If you encounter any of these high-pressure sales tactics, consider giving to a different charity. Chances are the one you’re dealing with is fraudulent. Or at the very least, not doing everything they can to help those in need.
If you’re planning to donate money, then you have every right to ask some questions of that charity. Legitimate and worthwhile charities will welcome your questions and dutifully answer them. Some questions you should consider asking include how much of your donation will go towards “overhead and fundraising.”
The general rule of thumb is that at least 65% of a charity’s total expenses should go directly to serving its mission. No more than 35% should go to overhead costs such as staff salaries, administration, and promotions. If your first choice charity can’t (or simply won’t) tell you how much of your donation goes to the cause, that’s a problem.
Similarly, if they say that 100% of all donations are allocated directly to the helping, that’s another sign of an illegitimate organization. There are other legitimate costs associated with running a charity too.
Be sure to ask a bunch of questions, especially if you’re considering a larger donation. How long the charity has been in existence? How much money do they bring in every year? Where do they spend that money? Do they have a set fundraising goal that they are trying to reach? How many staff do they support? What sort of tangible positive differences have they already made for those they want to help? Again, any charity worth their salt will have no issues answering these questions.
Watch Online Solicitations
While the internet can be a useful research tool, it can also be used to rip people off. As such, you should never click on links in unsolicited emails. Or Facebook and Twitter fundraising messages, for that matter. Also, never donate money by text without confirming the phone number on the charity’s official website.

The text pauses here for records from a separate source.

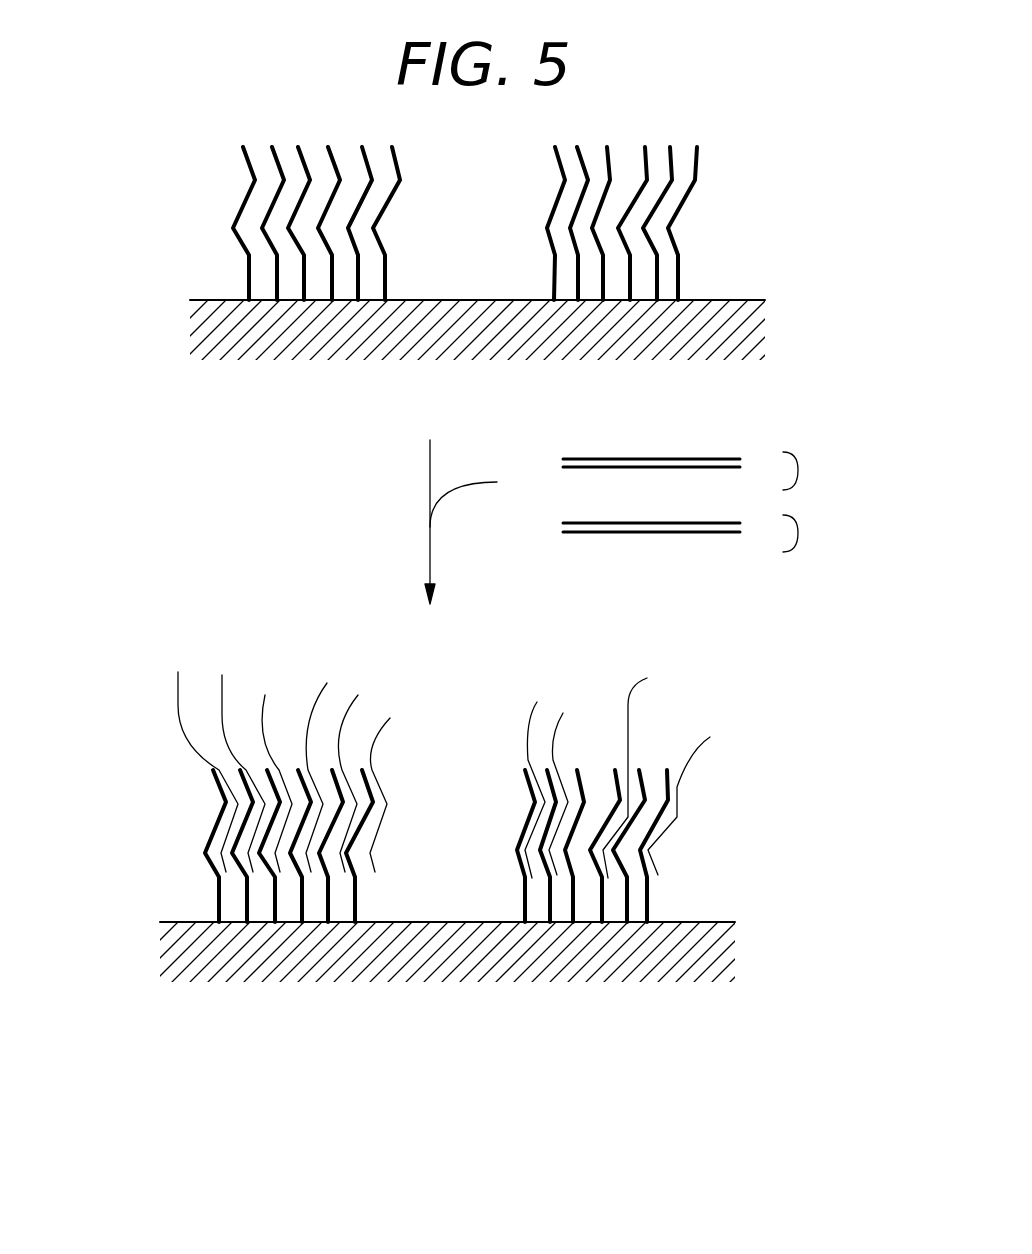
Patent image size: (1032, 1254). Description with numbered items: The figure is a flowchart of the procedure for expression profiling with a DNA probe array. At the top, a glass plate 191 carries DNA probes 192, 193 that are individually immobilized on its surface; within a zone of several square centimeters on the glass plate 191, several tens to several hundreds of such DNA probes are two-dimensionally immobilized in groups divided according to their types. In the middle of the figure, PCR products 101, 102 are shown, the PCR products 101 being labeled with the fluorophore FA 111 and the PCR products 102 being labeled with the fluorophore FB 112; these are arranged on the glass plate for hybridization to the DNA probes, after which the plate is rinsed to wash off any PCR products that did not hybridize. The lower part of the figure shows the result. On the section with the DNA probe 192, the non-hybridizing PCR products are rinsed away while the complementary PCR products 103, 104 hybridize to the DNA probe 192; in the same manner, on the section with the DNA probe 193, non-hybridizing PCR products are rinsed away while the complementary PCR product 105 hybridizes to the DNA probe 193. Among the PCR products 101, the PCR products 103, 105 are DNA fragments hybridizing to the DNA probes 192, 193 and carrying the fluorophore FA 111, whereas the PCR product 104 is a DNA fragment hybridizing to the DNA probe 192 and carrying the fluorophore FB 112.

The PCR product labeled with fluorophore FA 101 is at (800, 470).
The PCR product labeled with fluorophore FB 102 is at (800, 533).
The complementary PCR product 103 is at (178, 715).
The complementary PCR product 104 is at (213, 685).
The complementary PCR product 105 is at (690, 757).
The fluorophore FA 111 is at (553, 440).
The fluorophore FB 112 is at (542, 538).
The glass plate 191 is at (278, 342).
The DNA probe 192 is at (243, 178).
The DNA probe 193 is at (555, 180).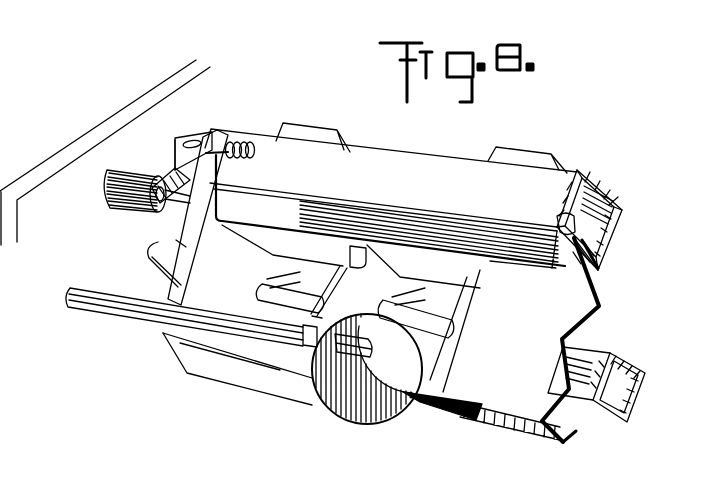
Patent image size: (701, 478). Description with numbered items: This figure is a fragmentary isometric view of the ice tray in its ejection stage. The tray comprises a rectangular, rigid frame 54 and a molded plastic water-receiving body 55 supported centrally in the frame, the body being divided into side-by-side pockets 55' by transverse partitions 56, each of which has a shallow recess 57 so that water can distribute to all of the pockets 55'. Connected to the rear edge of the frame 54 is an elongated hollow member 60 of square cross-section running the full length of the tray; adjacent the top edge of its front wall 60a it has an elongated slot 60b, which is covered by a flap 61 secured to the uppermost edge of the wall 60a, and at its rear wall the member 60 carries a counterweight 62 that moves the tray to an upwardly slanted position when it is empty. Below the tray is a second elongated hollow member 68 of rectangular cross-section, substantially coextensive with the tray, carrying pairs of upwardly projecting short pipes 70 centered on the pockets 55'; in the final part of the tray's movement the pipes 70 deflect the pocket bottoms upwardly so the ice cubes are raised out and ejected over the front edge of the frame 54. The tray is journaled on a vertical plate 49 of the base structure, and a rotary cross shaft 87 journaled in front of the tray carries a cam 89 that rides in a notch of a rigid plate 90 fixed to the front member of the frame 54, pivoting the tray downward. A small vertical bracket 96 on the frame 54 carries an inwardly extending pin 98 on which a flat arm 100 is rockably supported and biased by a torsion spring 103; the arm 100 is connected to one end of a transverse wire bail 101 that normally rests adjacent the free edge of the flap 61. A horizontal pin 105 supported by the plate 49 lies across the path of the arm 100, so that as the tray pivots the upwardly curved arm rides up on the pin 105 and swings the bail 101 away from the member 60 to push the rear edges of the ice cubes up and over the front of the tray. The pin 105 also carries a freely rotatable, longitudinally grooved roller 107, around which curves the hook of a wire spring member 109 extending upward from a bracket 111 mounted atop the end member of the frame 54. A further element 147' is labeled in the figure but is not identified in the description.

The vertical plate 49 is at (52, 166).
The frame 54 is at (592, 282).
The water-receiving body 55 is at (403, 286).
The pockets 55' is at (237, 376).
The transverse partitions 56 is at (478, 392).
The recess 57 is at (349, 254).
The hollow member 60 is at (600, 195).
The front wall 60a is at (582, 243).
The slot 60b is at (560, 218).
The flap 61 is at (403, 222).
The counterweight 62 is at (303, 126).
The hollow member 68 is at (641, 396).
The short pipes 70 is at (582, 382).
The cross shaft 87 is at (137, 318).
The cam 89 is at (372, 418).
The rigid plate 90 is at (444, 418).
The vertical bracket 96 is at (182, 137).
The pin 98 is at (198, 143).
The flat arm 100 is at (188, 181).
The bail 101 is at (433, 248).
The torsion spring 103 is at (237, 142).
The horizontal pin 105 is at (183, 203).
The grooved roller 107 is at (108, 200).
The wire spring member 109 is at (147, 255).
The bracket 111 is at (185, 245).
The member 147' is at (303, 469).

Going one step further, never assume pleas for help on social media or on crowdfunding sites such as GoFundMe are legitimate. Fraudsters often start fake fundraising campaigns in the wake of natural disasters or other tragedies. A quick Google search reveals dozens of stories about fraudulent crowdfunding attempts.
Lastly, never give a charity your personal information. They don’t need your Social Security number, date of birth or bank account number. Legitimate charities should not require any information from you other than your name, address, and a credit card number. Maybe your email address if you’d like to receive updates from them. Otherwise, there’s no reason for you to overshare.
Here are the helpful websites that you can use to research the legitimacy of charitable organizations. You can also report any that you suspect are fraudulent. As we said, charities are a billion-dollar business, so there are plenty og watchdog organizations out there trying to separate the good from the bad. Be careful and continue doing good!
The Internal Revenue Service maintains an online database where you can check whether an organization is a registered charity and if your donation will be tax-deductible.
You can report suspected charity fraud to the Federal Trade Commission and the government agency in your state that regulates charities.
The Better Business Bureau’s Wise Giving Alliance, Charity Navigator, CharityWatch and GuideStar provide a lot of useful information on charitable organizations. These sites include ratings, reviews, and relevant tax data. Use them to ensure that your generous contributions find a good home and make a real difference.